How the President and CEO of Volt Credit Union Conquered a Once-In-A-Lifetime Opportunity

Loretta Roney shares how to tackle an intimidating career moment.

By Lillian Stone

Aug 2018

Loretta Roney stands in front of a big screen, speaking into a microphone at a podium.
Photo by Brad ZweerinkLoretta Roney spoke at Biz 417's Ladies Who Launch conference where Volt Credit Union was the presenting sponsor.

When Loretta Roney was 28 years old, she became the president and CEO of a Jefferson City–based financial institution. The catch? She thought she was stepping into a general management role.

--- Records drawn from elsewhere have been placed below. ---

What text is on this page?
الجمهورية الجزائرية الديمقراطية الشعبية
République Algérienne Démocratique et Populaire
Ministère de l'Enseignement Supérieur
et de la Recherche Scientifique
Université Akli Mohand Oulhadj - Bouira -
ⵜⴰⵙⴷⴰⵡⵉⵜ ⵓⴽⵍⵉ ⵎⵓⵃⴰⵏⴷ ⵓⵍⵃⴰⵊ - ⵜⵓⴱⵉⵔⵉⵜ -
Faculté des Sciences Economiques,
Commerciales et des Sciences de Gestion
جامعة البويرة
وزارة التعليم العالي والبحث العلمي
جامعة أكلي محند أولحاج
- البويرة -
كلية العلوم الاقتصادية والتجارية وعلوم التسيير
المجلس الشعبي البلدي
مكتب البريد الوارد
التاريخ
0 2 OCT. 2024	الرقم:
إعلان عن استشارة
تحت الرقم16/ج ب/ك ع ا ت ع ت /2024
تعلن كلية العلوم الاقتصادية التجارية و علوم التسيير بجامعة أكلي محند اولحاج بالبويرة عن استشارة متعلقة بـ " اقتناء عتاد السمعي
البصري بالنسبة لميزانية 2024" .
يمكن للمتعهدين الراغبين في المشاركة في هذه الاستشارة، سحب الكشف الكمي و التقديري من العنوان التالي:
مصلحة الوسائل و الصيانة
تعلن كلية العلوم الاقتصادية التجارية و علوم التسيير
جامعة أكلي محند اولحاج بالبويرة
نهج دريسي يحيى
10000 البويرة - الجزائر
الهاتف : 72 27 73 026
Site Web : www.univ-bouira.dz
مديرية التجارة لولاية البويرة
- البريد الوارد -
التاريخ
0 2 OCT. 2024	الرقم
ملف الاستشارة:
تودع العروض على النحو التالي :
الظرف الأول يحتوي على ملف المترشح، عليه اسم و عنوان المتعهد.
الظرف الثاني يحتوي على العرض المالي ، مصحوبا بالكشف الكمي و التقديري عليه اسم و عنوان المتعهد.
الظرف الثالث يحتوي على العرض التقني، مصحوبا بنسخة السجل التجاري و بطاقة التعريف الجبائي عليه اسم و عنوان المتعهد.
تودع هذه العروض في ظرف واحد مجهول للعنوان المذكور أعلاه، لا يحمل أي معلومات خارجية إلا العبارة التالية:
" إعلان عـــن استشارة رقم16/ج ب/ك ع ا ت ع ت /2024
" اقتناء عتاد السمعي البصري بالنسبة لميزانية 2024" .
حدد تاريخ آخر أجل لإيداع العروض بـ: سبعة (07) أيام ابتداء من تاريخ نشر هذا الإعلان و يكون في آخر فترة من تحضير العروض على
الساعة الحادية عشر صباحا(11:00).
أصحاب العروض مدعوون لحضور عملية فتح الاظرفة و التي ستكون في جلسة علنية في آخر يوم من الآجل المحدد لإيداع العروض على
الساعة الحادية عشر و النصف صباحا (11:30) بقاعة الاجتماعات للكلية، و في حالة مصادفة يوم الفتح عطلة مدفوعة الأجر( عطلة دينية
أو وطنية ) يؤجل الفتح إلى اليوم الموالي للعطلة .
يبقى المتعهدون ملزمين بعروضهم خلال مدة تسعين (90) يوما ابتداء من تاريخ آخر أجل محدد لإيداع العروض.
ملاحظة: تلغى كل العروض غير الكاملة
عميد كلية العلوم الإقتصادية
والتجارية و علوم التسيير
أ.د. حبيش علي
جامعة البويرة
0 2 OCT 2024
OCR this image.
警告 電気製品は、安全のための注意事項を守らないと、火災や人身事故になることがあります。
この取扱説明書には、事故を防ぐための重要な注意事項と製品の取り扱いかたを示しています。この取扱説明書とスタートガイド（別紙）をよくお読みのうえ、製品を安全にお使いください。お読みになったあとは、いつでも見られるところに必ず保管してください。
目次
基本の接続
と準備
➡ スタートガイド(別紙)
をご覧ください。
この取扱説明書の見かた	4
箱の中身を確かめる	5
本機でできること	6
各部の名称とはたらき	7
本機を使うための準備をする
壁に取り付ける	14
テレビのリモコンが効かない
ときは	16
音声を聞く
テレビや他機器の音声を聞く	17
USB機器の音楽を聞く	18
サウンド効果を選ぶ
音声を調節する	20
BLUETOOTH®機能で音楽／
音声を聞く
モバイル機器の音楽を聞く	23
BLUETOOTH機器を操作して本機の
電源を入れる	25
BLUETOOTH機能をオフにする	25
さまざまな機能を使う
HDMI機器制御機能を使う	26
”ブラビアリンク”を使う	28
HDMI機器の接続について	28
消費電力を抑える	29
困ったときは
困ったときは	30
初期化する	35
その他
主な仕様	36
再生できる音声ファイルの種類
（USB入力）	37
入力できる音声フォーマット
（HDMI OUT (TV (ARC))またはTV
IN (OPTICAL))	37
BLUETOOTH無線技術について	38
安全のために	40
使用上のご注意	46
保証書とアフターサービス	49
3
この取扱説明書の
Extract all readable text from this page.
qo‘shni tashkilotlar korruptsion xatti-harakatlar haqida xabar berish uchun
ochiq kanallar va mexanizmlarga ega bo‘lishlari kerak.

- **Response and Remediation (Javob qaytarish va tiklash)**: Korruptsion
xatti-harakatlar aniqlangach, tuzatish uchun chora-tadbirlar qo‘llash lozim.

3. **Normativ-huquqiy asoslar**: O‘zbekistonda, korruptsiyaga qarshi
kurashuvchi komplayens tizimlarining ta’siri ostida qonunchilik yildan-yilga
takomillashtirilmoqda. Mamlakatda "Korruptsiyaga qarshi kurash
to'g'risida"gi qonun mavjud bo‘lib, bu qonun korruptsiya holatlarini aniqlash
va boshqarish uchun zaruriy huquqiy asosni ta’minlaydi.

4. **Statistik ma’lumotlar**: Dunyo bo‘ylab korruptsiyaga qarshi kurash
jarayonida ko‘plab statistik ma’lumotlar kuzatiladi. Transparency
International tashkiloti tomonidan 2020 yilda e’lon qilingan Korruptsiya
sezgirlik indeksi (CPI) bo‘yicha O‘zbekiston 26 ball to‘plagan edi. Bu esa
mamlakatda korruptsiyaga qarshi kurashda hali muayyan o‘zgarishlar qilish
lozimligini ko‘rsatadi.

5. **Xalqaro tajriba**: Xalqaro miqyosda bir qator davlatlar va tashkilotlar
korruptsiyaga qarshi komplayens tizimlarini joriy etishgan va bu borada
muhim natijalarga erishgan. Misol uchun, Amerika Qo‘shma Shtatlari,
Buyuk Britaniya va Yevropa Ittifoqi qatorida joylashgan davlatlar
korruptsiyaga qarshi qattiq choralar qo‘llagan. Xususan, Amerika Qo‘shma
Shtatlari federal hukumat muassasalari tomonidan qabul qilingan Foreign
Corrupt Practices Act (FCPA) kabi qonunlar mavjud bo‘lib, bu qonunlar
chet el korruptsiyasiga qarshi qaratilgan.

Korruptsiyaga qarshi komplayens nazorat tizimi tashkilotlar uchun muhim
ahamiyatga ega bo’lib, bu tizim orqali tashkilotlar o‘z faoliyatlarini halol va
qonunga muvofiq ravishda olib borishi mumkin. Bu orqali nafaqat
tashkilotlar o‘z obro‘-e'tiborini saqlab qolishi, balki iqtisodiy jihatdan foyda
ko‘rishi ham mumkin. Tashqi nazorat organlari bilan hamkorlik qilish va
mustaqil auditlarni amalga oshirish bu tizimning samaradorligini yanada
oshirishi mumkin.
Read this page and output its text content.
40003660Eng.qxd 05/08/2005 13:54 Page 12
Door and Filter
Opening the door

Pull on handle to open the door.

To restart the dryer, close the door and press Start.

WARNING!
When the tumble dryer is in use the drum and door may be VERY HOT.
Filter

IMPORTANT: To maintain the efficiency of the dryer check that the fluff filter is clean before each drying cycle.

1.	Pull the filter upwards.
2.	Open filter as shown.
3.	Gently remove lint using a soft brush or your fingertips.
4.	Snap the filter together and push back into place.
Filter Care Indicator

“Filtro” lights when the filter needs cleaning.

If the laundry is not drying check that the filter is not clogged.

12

“The [human resources department] at the institution had listed the position as a manager,” Roney says. “Then, on my first day, I kept seeing sheets that said ‘president and CEO.’ I asked my staff, ‘When will I meet the president?’ And they said, you’re it.’”


Volt Credit Union

Since accepting such a high-pressure role as a young professional, Roney has learned a lot—and she’s thankful for the experience. “It was intimidating,” says Roney, who currently serves as the president and CEO of Volt Credit Union (formerly Community Financial Credit Union). “I had a good base level with a background in accounting and finance, but there were a lot of things I didn’t know how to do.” 

“I realized at that moment that I had a choice. I could step forward into growth or backward into safety.”
Photos by Brad Zweerink

Instead of leaving a position she didn’t feel ready for, she leaned into the discomfort. “I realized at that moment that I had a choice,” she says. “I could step forward into growth or backward into safety.” First, she connected with the president of another local credit union, who schooled her on the union’s electronic processing system and connected her with other helpful community members. Roney also spent a lot of time growing her knowledge outside of work hours. “I had a lot of long nights,” she says. “I went to every training session, took every webinar and focused on building my network.” 

Her advice for other individuals facing intimidating career opportunities? Stay humble. Instead of bluffing her way through a period of ignorance in the new position, she asked countless questions and focused on growth, not pride. “As long as you have a learning mindset and are willing to work hard, you might be surprised at what you can do,” she says. “Don’t be afraid to raise your hand in that meeting.”